A golpes de maza, el jefe hizo estremecerse la puerta, la cual habría cedido de no ser por una barra de hierro colocada transversalmente en el interior.
El objetivo de Gilbert era ganar tiempo a fin de terminar sus preparativos defensivos; no tenía confianza en la solidez de su puerta y quería que, cuando la abriera él mismo, los bandidos encontraran una buena acogida.
Parecía el jefe de una ciudadela a punto de ser asaltada; distribuía las funciones, ponía a cada uno en su puesto, inspeccionaba las armas y recomendaba prudencia y sangre fría por encima de todo. De valor no hablaba, pues los que le rodeaban habían dado muestras sobradas.

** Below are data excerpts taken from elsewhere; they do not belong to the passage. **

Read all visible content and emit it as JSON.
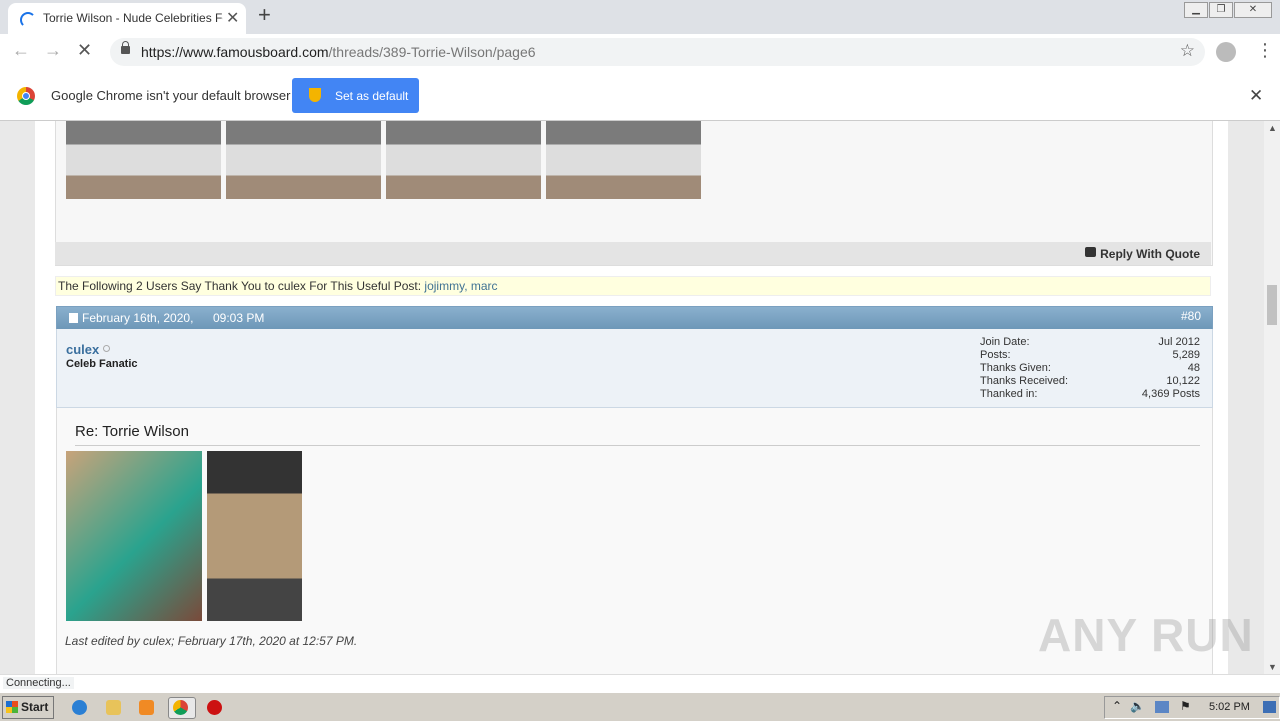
{
  "browser": {
    "tab_title": "Torrie Wilson - Nude Celebrities Forum",
    "new_tab": "+",
    "url_host": "https://www.famousboard.com",
    "url_path": "/threads/389-Torrie-Wilson/page6",
    "infobar_message": "Google Chrome isn't your default browser",
    "set_default_label": "Set as default",
    "status_text": "Connecting..."
  },
  "post_prev": {
    "reply_with_quote": "Reply With Quote",
    "thanks_text": "The Following 2 Users Say Thank You to culex For This Useful Post:",
    "thanks_users": "jojimmy, marc"
  },
  "post": {
    "date": "February 16th, 2020,",
    "time": "09:03 PM",
    "number": "#80",
    "username": "culex",
    "user_title": "Celeb Fanatic",
    "stats": [
      {
        "label": "Join Date:",
        "value": "Jul 2012"
      },
      {
        "label": "Posts:",
        "value": "5,289"
      },
      {
        "label": "Thanks Given:",
        "value": "48"
      },
      {
        "label": "Thanks Received:",
        "value": "10,122"
      },
      {
        "label": "Thanked in:",
        "value": "4,369 Posts"
      }
    ],
    "title": "Re: Torrie Wilson",
    "edited_note": "Last edited by culex; February 17th, 2020 at 12:57 PM."
  },
  "taskbar": {
    "start_label": "Start",
    "clock": "5:02 PM"
  },
  "watermark": "ANY RUN",
  "colors": {
    "post_header": "#7ea6c6",
    "thanks_bg": "#ffffdf",
    "chrome_button": "#4285f4"
  }
}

—Separémonos —dijo Gilbert—; yo, en este ángulo, desde el que haré llover las flechas sobre los intrusos; vos aquí, Allan, listo para acudir a todas partes en que haga falta ayuda; tú, Lincoln…
En aquel momento un viejo de colosal estatura y armado con un bastón proporcionado a ella entró en la sala.
—Tú, Lincoln, al otro lado de la puerta, frente al buen hermano, vuestros bastones se moverán a una; pero aparta primero la mesa y las sillas para que el campo de batalla esté despejado. Apaguemos también las luces, el hogar da suficiente claridad. Respecto a vosotros, mis valientes perros —añadió el guarda acariciando a sus bulldogs—, y tú, Lance, querido, ya sabéis dónde morder, atención.
Durante esta puesta a punto de la defensa, los asaltantes, cansados de golpear inútilmente la puerta, habían cambiado de táctica, y la casa del guardabosque corría gran peligro. Felizmente Robín vigilaba desde lo alto de su observatorio.
—Padre —dijo sin elevar la voz desde lo alto de la escalera—, los bandidos amontonan leña delante de la puerta y van a prenderle fuego; son siete en total sin contar el herido, sin duda medio muerto.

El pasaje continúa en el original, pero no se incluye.